Malbeth the Seer prophesied that a day would come when need and haste would drive one of Isildur's heirs to take the Paths of the Dead and that the Dead would answer to his call. Thousands of years later, in the final years of the Third Age, that prophecy was fulfilled. In the War of the Ring, Aragorn, Isildur's heir and direct descendant, called upon the Dead, summoning them to the stone of Erech, and commanded them to fulfil their oath and be free. On this occasion, he first uses the royal banner of Gondor, made by Arwen and delivered to him by Halbarad and the Grey Company; and in the film, delivered personally by Elrond.
They followed him through Gondor's lands and fiefs south of the Mountains, and at the port of Pelargir they drove away the Corsairs of Umbar, allies of Sauron. Their oath fulfilled, Aragorn granted them their freedom, and they vanished at last from the world. After this, Aragorn gathered the warriors of the region to him.
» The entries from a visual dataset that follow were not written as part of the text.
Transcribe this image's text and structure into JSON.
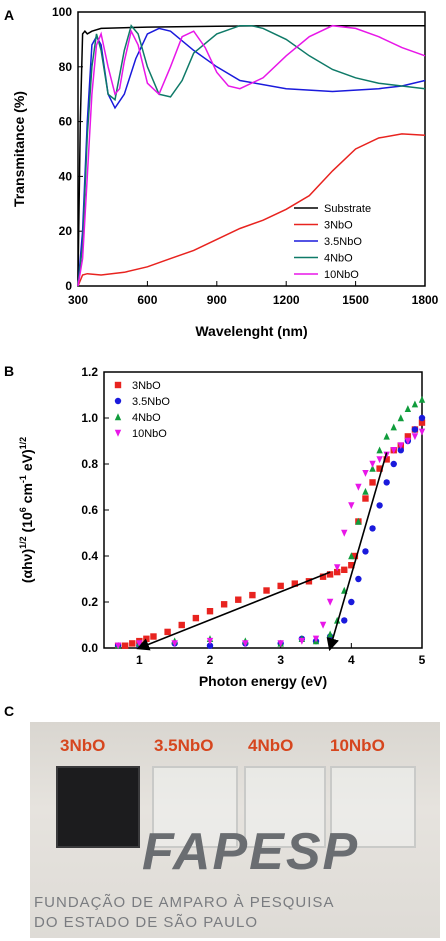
{
  "panels": {
    "a_label": "A",
    "b_label": "B",
    "c_label": "C"
  },
  "chart_data": [
    {
      "type": "line",
      "xlabel": "Wavelenght (nm)",
      "ylabel": "Transmitance (%)",
      "xlim": [
        300,
        1800
      ],
      "ylim": [
        0,
        100
      ],
      "xticks": [
        300,
        600,
        900,
        1200,
        1500,
        1800
      ],
      "yticks": [
        0,
        20,
        40,
        60,
        80,
        100
      ],
      "legend_position": "bottom-right",
      "series": [
        {
          "name": "Substrate",
          "color": "#000000",
          "x": [
            300,
            310,
            320,
            330,
            340,
            360,
            400,
            600,
            900,
            1200,
            1500,
            1800
          ],
          "y": [
            2,
            60,
            92,
            93,
            92,
            93,
            94,
            94.5,
            94.8,
            95,
            95,
            95
          ]
        },
        {
          "name": "3NbO",
          "color": "#e8231f",
          "x": [
            300,
            320,
            340,
            400,
            500,
            600,
            700,
            800,
            900,
            1000,
            1100,
            1200,
            1300,
            1400,
            1500,
            1600,
            1700,
            1800
          ],
          "y": [
            0,
            4,
            4.5,
            4,
            5,
            7,
            10,
            13,
            17,
            21,
            24,
            28,
            33,
            42,
            50,
            54,
            55.5,
            55
          ]
        },
        {
          "name": "3.5NbO",
          "color": "#1a1adc",
          "x": [
            300,
            320,
            340,
            360,
            380,
            400,
            430,
            460,
            500,
            550,
            600,
            650,
            700,
            800,
            900,
            1000,
            1200,
            1400,
            1600,
            1700,
            1800
          ],
          "y": [
            0,
            20,
            60,
            88,
            91,
            88,
            70,
            65,
            70,
            83,
            92,
            94,
            93,
            86,
            80,
            75,
            72,
            71,
            72,
            73,
            75
          ]
        },
        {
          "name": "4NbO",
          "color": "#0f7a68",
          "x": [
            300,
            320,
            340,
            360,
            380,
            400,
            430,
            460,
            500,
            530,
            560,
            600,
            650,
            700,
            750,
            800,
            900,
            1000,
            1050,
            1100,
            1200,
            1300,
            1400,
            1500,
            1600,
            1700,
            1800
          ],
          "y": [
            0,
            15,
            55,
            80,
            92,
            86,
            70,
            68,
            86,
            95,
            92,
            80,
            70,
            69,
            75,
            85,
            92,
            95,
            95,
            94,
            90,
            84,
            79,
            76,
            74,
            73,
            72
          ]
        },
        {
          "name": "10NbO",
          "color": "#e817e8",
          "x": [
            300,
            320,
            340,
            360,
            380,
            400,
            430,
            460,
            480,
            500,
            530,
            560,
            600,
            650,
            700,
            750,
            800,
            850,
            900,
            950,
            1000,
            1100,
            1200,
            1300,
            1400,
            1500,
            1600,
            1700,
            1800
          ],
          "y": [
            0,
            10,
            40,
            70,
            88,
            92,
            80,
            70,
            72,
            82,
            93,
            88,
            74,
            70,
            80,
            91,
            93,
            87,
            78,
            73,
            72,
            76,
            84,
            91,
            95,
            94,
            91,
            87,
            84
          ]
        }
      ]
    },
    {
      "type": "scatter",
      "xlabel": "Photon energy (eV)",
      "ylabel_parts": [
        "(αhν)",
        "1/2",
        " (10",
        "6",
        " cm",
        "-1",
        " eV)",
        "1/2"
      ],
      "xlim": [
        0.5,
        5
      ],
      "ylim": [
        0,
        1.2
      ],
      "xticks": [
        1,
        2,
        3,
        4,
        5
      ],
      "yticks": [
        0.0,
        0.2,
        0.4,
        0.6,
        0.8,
        1.0,
        1.2
      ],
      "ytick_labels": [
        "0.0",
        "0.2",
        "0.4",
        "0.6",
        "0.8",
        "1.0",
        "1.2"
      ],
      "legend_position": "top-left",
      "series": [
        {
          "name": "3NbO",
          "color": "#e8231f",
          "marker": "square",
          "x": [
            0.7,
            0.8,
            0.9,
            1.0,
            1.1,
            1.2,
            1.4,
            1.6,
            1.8,
            2.0,
            2.2,
            2.4,
            2.6,
            2.8,
            3.0,
            3.2,
            3.4,
            3.6,
            3.7,
            3.8,
            3.9,
            4.0,
            4.05,
            4.1,
            4.2,
            4.3,
            4.4,
            4.5,
            4.6,
            4.7,
            4.8,
            4.9,
            5.0
          ],
          "y": [
            0.01,
            0.01,
            0.02,
            0.03,
            0.04,
            0.05,
            0.07,
            0.1,
            0.13,
            0.16,
            0.19,
            0.21,
            0.23,
            0.25,
            0.27,
            0.28,
            0.29,
            0.31,
            0.32,
            0.33,
            0.34,
            0.36,
            0.4,
            0.55,
            0.65,
            0.72,
            0.78,
            0.82,
            0.86,
            0.88,
            0.92,
            0.95,
            0.98
          ]
        },
        {
          "name": "3.5NbO",
          "color": "#1a1adc",
          "marker": "circle",
          "x": [
            0.7,
            1.0,
            1.5,
            2.0,
            2.5,
            3.0,
            3.3,
            3.5,
            3.7,
            3.9,
            4.0,
            4.1,
            4.2,
            4.3,
            4.4,
            4.5,
            4.6,
            4.7,
            4.8,
            4.9,
            5.0
          ],
          "y": [
            0.01,
            0.01,
            0.02,
            0.01,
            0.02,
            0.02,
            0.04,
            0.03,
            0.05,
            0.12,
            0.2,
            0.3,
            0.42,
            0.52,
            0.62,
            0.72,
            0.8,
            0.86,
            0.9,
            0.95,
            1.0
          ]
        },
        {
          "name": "4NbO",
          "color": "#109c3c",
          "marker": "triangle",
          "x": [
            0.7,
            1.0,
            1.5,
            2.0,
            2.5,
            3.0,
            3.3,
            3.5,
            3.7,
            3.8,
            3.9,
            4.0,
            4.1,
            4.2,
            4.3,
            4.4,
            4.5,
            4.6,
            4.7,
            4.8,
            4.9,
            5.0
          ],
          "y": [
            0.01,
            0.02,
            0.03,
            0.04,
            0.03,
            0.02,
            0.04,
            0.03,
            0.06,
            0.12,
            0.25,
            0.4,
            0.55,
            0.68,
            0.78,
            0.86,
            0.92,
            0.96,
            1.0,
            1.04,
            1.06,
            1.08
          ]
        },
        {
          "name": "10NbO",
          "color": "#e817e8",
          "marker": "triangle-down",
          "x": [
            0.7,
            1.0,
            1.5,
            2.0,
            2.5,
            3.0,
            3.3,
            3.5,
            3.6,
            3.7,
            3.8,
            3.9,
            4.0,
            4.1,
            4.2,
            4.3,
            4.4,
            4.5,
            4.6,
            4.7,
            4.8,
            4.9,
            5.0
          ],
          "y": [
            0.01,
            0.02,
            0.02,
            0.03,
            0.02,
            0.02,
            0.03,
            0.04,
            0.1,
            0.2,
            0.35,
            0.5,
            0.62,
            0.7,
            0.76,
            0.8,
            0.82,
            0.84,
            0.86,
            0.88,
            0.9,
            0.92,
            0.94
          ]
        }
      ],
      "fit_lines": [
        {
          "color": "#000000",
          "x": [
            1.0,
            3.7
          ],
          "y": [
            0.0,
            0.33
          ]
        },
        {
          "color": "#000000",
          "x": [
            3.7,
            4.5
          ],
          "y": [
            0.0,
            0.85
          ]
        }
      ]
    }
  ],
  "photo": {
    "sample_labels": [
      "3NbO",
      "3.5NbO",
      "4NbO",
      "10NbO"
    ],
    "logo_text": "FAPESP",
    "logo_line1": "FUNDAÇÃO DE AMPARO À PESQUISA",
    "logo_line2": "DO ESTADO DE SÃO PAULO"
  }
}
They sailed to Minas Tirith on the Corsairs' own ships, and saved the day at the Battle of the Pelennor Fields.
The Men of the Shadow Host appeared to be grey shades; some still rode ghostly horses, but all moved at the same speed. They bore swords and spears and banners, and answered a horn-call with their own horns. However, they did not need weapons (it is left vague whether they and their weapons are "material" at all), for their primary weapon was fear.
In the battle with the Corsairs, as recounted by Legolas and Gimli to Merry and Pippin, the Corsairs abandoned their ships in terror, which Aragorn then commandeered; those who did not flee drowned in the sea. In fact, they terrified Mordor and Gondor's soldiers alike (as they passed through the land, people hid in terror, and they even disrupted a local battle).